En un texto muy citado, el sociólogo Robert Boyer sugirió distinguir entre dos formas básicas de flexibilidad. Una de ellas era una flexibilidad diseñada para enfrentar una crisis, pero no necesariamente para superarla (la llamó flexibilidad defensiva); la otra estaba diseñada para una perspectiva de largo plazo que combina mejora tecnológica con progreso en las relaciones laborales (la llamó flexibilidad ofensiva). Otros autores agregan a esa tipología la distinción entre una flexibilización subordinada y una flexibilización cooperativa. La primera se verifica allí donde predomina unilateralmente la voluntad del empleador o donde se tolera, sin más, la asimetría de poder; la segunda, en cambio, supone acuerdos alcanzados con sindicatos o grupos de trabajadores.

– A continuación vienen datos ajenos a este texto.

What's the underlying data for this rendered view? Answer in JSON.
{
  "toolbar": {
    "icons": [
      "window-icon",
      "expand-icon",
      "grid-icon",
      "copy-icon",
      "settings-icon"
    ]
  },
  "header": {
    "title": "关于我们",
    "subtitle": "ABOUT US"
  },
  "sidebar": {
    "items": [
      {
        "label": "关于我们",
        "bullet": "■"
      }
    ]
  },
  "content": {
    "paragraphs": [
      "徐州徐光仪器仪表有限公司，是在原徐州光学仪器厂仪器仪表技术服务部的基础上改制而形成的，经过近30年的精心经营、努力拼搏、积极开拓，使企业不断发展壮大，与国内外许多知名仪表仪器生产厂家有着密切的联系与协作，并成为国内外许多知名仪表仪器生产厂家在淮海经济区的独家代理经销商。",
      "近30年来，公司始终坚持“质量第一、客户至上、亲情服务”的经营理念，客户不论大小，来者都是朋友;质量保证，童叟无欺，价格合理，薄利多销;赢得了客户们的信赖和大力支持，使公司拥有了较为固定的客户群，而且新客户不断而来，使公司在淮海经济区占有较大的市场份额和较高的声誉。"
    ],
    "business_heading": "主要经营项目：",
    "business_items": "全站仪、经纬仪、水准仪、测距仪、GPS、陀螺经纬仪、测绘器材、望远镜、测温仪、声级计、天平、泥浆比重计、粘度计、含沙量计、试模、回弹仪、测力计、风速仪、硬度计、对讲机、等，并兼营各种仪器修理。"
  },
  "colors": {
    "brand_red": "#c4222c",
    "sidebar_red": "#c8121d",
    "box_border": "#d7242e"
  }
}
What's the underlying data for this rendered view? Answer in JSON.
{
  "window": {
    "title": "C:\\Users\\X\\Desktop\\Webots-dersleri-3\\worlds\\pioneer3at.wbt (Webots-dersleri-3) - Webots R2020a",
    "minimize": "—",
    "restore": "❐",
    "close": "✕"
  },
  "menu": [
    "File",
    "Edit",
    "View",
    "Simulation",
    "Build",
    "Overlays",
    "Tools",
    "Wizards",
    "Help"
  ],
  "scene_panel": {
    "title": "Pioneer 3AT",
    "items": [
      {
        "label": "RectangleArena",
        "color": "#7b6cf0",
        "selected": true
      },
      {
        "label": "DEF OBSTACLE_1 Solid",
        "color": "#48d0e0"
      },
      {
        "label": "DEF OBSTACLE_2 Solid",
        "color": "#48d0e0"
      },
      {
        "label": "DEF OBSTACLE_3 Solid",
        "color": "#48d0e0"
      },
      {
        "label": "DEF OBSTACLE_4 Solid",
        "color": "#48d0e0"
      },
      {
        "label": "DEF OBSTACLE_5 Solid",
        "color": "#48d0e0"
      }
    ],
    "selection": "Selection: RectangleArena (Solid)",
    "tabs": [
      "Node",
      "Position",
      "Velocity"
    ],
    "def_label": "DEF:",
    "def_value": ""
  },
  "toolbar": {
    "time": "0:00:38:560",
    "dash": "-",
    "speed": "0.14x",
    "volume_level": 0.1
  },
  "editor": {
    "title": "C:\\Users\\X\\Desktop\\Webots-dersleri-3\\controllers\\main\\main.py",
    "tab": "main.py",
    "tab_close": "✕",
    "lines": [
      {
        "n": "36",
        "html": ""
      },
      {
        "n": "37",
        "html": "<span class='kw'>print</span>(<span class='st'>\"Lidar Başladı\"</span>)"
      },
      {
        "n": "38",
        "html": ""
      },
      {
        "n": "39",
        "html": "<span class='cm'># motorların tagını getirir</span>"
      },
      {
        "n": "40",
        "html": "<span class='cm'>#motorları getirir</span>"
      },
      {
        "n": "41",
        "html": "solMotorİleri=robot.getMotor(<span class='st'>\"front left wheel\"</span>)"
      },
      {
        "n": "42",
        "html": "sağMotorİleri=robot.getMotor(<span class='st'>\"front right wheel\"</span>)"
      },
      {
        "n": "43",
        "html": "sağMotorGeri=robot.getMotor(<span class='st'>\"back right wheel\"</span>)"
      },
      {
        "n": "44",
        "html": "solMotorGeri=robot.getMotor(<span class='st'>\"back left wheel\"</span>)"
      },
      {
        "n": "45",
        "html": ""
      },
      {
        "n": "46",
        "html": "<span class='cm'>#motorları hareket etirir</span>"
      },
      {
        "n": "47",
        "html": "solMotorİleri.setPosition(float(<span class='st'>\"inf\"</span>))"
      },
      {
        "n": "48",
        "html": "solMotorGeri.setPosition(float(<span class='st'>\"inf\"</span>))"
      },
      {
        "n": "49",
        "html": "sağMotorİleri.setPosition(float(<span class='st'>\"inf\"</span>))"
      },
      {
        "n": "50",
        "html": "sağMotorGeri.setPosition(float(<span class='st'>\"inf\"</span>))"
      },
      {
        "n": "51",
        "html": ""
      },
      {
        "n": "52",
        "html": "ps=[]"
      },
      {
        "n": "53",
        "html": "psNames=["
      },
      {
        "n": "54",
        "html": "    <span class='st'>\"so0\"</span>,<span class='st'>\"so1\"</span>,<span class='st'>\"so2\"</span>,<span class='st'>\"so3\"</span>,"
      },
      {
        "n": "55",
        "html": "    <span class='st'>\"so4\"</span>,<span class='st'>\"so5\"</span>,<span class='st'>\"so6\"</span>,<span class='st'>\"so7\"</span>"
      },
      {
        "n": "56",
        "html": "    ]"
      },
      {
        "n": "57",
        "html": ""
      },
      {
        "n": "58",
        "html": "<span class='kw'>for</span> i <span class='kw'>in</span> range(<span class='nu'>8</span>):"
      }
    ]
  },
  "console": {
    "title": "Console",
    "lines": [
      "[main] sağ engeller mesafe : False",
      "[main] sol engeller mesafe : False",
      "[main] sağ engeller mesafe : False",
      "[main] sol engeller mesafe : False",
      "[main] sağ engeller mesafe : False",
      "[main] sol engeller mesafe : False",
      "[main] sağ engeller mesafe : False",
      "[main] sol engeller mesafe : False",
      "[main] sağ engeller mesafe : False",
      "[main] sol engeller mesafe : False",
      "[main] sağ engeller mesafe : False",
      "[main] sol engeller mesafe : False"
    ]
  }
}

Hay así dos posibilidades extremas: flexibilización ofensiva y cooperativa; flexibilización defensiva y subordinada. Y dos intermedias: flexibilización ofensiva y subordinada; flexibilización defensiva y cooperativa.

Parece obvio que la mejor alternativa es una flexibilización ofensiva, que tenga por objeto acompasar la reforma con iniciativas de mejora tecnológica y al mismo tiempo estímulo a formas más equitativas de relaciones laborales (¿incluye eso la propuesta gubernamental?). Sin atender al tema de las relaciones laborales (cuidando en especial corregir las diferencias de poder), la flexibilización de la jornada puede causar grave perjuicio. Isaiah Berlin, un genuino liberal, dijo alguna vez que la libertad total para los lobos suele ser la muerte de los corderos.

La flexibilización ha solido estar acompañada —en especial en la derecha— de la retórica de la desregulación, como si se tratara de sacar reglas que impiden el dinamismo y hacen rígida la vida social. Pero, cuando se mira de cerca este fenómeno, tal cual se ha planteado en la experiencia comparada, él constituye en realidad un fenómeno de re-regulación, un nuevo intento de organizar las relaciones laborales y la experiencia del trabajo, a fin de adecuarla al nuevo ethos del capitalismo.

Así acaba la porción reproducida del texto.